Scaling social accountability for health: leveraging public policies and programmes

Programme of work

Enhancing evidence transferability

Principal investigator(s)

Suzanne Cant

Host institution

World Vision UK

Other institutions

University of Cape Town
The World Bank
Santa Catarina State University, Udesc Politeia Research Group


January 2020 to May 2020 (TBC)

Project type

Exploratory project


Indonesia and Afghanistan

Research question

This study will develop a middle-range theory focusing on the causal mechanisms and contextual conditions through which social accountability interventions, that are complementary to public sector interventions, may contribute to:

  1. Behavioural and relationships changes, e.g. multi-stakeholder collaboration and/or co-production of services and accountability;
  2. Operational change, by strengthening health delivery systems; and
  3. Institutional change, by scaling of programmatic participation for health policymaking.

Research design

The study seeks to build a mid-level theoretical framework on the development value addition of social accountability as it is embedded in health sector programmes and policies at scale, focusing on its function (what) and its mechanisms (how).

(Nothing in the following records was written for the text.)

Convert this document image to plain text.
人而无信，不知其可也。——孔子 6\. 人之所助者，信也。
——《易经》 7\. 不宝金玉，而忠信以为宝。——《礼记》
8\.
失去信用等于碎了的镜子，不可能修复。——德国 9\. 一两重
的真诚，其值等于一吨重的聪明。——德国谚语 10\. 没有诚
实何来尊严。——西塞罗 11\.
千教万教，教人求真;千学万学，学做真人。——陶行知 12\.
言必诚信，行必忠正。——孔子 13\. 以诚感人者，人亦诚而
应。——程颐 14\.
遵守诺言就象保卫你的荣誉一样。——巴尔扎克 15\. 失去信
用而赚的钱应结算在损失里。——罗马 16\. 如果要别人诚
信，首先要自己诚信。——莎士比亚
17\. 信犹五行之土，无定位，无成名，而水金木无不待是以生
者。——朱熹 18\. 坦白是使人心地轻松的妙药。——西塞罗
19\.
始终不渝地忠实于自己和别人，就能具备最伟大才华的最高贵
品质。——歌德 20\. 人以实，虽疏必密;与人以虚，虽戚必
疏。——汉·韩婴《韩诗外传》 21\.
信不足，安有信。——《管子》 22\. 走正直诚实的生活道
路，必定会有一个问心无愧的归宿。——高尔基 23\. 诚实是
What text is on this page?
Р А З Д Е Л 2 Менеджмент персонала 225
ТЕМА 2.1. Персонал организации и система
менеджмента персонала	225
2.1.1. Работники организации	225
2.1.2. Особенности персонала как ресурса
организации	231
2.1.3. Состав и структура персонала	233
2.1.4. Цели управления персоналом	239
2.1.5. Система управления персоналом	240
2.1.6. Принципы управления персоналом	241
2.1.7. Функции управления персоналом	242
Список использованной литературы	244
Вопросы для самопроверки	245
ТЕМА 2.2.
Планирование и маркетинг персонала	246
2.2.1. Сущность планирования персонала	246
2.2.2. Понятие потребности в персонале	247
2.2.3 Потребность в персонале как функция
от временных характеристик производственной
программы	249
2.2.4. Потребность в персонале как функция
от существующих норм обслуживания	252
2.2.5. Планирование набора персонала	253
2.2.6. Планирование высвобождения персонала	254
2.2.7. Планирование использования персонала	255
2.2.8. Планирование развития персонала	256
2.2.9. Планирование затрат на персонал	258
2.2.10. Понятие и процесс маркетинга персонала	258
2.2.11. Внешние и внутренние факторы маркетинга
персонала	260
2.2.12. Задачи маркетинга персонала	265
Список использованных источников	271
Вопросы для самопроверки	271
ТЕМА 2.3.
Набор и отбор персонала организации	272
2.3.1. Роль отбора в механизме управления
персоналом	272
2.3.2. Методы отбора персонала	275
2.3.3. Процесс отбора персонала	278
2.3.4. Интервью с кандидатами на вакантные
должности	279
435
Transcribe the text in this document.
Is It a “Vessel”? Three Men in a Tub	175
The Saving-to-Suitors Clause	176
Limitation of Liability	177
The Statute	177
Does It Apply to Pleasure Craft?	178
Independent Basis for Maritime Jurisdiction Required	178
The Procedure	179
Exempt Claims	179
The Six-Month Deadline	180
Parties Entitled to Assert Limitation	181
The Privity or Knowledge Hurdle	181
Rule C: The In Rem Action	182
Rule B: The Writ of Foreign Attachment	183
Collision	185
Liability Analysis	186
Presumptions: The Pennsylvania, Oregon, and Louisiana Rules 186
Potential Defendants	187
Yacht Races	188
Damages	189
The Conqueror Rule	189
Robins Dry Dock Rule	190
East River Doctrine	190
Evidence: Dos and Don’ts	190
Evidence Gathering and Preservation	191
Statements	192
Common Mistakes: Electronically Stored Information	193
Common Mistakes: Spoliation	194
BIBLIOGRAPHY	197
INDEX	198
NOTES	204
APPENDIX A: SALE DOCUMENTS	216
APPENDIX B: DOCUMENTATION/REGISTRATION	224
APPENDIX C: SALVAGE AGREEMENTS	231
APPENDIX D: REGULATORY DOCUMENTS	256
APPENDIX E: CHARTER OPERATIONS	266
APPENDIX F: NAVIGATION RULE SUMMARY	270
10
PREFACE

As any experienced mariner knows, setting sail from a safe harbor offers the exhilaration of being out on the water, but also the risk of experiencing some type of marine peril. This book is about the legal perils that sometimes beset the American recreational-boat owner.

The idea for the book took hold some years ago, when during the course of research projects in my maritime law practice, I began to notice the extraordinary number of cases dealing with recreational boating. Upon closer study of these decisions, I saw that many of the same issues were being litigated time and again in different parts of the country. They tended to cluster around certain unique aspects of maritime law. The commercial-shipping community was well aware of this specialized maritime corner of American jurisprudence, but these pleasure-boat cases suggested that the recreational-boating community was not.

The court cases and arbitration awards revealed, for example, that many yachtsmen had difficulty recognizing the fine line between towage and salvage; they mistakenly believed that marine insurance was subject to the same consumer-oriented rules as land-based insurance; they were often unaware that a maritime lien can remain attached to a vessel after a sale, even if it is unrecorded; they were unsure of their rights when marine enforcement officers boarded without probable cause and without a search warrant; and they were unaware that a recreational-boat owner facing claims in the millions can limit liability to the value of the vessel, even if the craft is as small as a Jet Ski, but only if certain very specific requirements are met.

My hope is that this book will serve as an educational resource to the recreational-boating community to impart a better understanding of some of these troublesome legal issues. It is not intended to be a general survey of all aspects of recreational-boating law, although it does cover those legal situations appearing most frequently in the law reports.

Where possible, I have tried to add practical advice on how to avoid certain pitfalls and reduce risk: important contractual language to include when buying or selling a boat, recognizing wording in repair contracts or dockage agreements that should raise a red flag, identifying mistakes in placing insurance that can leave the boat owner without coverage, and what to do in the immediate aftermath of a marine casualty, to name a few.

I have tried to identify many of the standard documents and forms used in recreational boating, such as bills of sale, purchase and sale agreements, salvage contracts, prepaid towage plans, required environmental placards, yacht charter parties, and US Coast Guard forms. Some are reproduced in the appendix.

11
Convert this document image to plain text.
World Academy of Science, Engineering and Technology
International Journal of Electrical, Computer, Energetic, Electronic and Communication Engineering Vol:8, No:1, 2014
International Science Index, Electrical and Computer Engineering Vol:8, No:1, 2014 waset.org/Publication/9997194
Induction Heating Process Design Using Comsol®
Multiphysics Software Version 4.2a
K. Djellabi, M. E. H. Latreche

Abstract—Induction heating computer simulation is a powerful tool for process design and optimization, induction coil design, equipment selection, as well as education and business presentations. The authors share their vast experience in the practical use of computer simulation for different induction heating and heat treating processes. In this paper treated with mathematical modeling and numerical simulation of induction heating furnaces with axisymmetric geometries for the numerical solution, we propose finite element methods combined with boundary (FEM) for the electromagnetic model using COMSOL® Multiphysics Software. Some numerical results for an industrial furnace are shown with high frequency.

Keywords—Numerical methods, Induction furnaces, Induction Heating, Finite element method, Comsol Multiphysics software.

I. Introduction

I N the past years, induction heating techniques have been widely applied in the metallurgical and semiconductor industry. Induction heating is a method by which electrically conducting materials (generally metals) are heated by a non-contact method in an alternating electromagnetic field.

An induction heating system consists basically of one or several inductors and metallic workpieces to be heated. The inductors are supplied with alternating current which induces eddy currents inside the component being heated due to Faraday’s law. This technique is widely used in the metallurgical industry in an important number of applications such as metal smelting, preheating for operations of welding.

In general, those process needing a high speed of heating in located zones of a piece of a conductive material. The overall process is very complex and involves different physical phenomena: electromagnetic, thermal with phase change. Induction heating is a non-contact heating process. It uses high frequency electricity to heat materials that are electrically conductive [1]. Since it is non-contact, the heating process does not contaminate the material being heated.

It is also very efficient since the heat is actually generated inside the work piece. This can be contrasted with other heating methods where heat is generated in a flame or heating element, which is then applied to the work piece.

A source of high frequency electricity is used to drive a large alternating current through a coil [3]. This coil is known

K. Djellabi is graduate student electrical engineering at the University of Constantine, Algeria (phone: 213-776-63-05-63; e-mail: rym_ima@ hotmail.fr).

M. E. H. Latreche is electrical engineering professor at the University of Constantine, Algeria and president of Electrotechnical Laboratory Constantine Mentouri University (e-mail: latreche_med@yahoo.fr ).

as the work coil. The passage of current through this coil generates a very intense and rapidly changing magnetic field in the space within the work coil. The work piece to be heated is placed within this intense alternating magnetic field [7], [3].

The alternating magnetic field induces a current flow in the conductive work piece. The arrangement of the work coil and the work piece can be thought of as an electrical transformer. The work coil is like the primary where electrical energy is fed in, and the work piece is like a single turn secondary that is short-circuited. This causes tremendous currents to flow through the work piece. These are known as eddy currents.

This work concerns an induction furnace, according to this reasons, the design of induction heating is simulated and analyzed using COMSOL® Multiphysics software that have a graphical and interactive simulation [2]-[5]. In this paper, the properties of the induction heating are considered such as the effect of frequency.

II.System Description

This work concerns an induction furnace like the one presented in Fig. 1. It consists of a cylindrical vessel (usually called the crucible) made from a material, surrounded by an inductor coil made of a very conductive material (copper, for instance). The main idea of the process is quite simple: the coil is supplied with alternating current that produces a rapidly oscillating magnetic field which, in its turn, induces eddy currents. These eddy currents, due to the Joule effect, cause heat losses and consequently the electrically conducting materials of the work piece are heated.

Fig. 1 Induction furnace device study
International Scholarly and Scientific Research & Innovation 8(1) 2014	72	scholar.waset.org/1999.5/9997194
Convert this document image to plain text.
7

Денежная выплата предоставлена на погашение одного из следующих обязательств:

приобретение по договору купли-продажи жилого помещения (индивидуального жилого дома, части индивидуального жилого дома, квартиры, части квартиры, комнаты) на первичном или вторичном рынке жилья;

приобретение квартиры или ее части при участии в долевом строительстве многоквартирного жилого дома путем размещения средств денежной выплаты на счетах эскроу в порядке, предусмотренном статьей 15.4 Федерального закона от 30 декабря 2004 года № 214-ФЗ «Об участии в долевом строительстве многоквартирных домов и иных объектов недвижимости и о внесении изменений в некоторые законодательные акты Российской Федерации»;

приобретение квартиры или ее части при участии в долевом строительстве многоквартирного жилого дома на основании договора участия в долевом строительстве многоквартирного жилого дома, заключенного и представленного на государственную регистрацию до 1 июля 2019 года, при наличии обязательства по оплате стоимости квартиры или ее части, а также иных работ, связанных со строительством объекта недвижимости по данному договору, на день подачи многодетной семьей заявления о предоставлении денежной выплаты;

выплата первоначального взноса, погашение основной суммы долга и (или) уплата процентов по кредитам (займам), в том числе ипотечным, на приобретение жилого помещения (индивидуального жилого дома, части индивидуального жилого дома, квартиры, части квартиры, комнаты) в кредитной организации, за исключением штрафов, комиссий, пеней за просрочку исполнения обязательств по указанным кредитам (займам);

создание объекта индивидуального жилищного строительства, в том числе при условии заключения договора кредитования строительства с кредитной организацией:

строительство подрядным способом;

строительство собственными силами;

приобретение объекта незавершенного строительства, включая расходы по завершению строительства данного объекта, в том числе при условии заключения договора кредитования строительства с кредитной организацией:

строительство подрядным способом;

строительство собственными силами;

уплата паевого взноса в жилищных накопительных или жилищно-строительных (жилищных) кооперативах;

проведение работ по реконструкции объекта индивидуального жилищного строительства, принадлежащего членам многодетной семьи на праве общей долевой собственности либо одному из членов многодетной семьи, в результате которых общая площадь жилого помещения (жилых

The study will use an inductive–deductive approach to theory building. It will develop concepts and explore relationships among them, drawing on research, evaluations, monitoring and evaluation, and the team’s tacit knowledge. Process tracing will be the principal research method.

Data source

It will draw on comparative case studies of social accountability programmes in Afghanistan and Indonesia, as well as broader evidence base related to the social accountability programmes from World Vision and the World Bank.

Policy relevance

A strengthened middle-range theoretical framework will provide policymakers with the capacity to make more evidence-based decisions about the implementation of social accountability interventions, particularly in relation to efforts to scale up these interventions.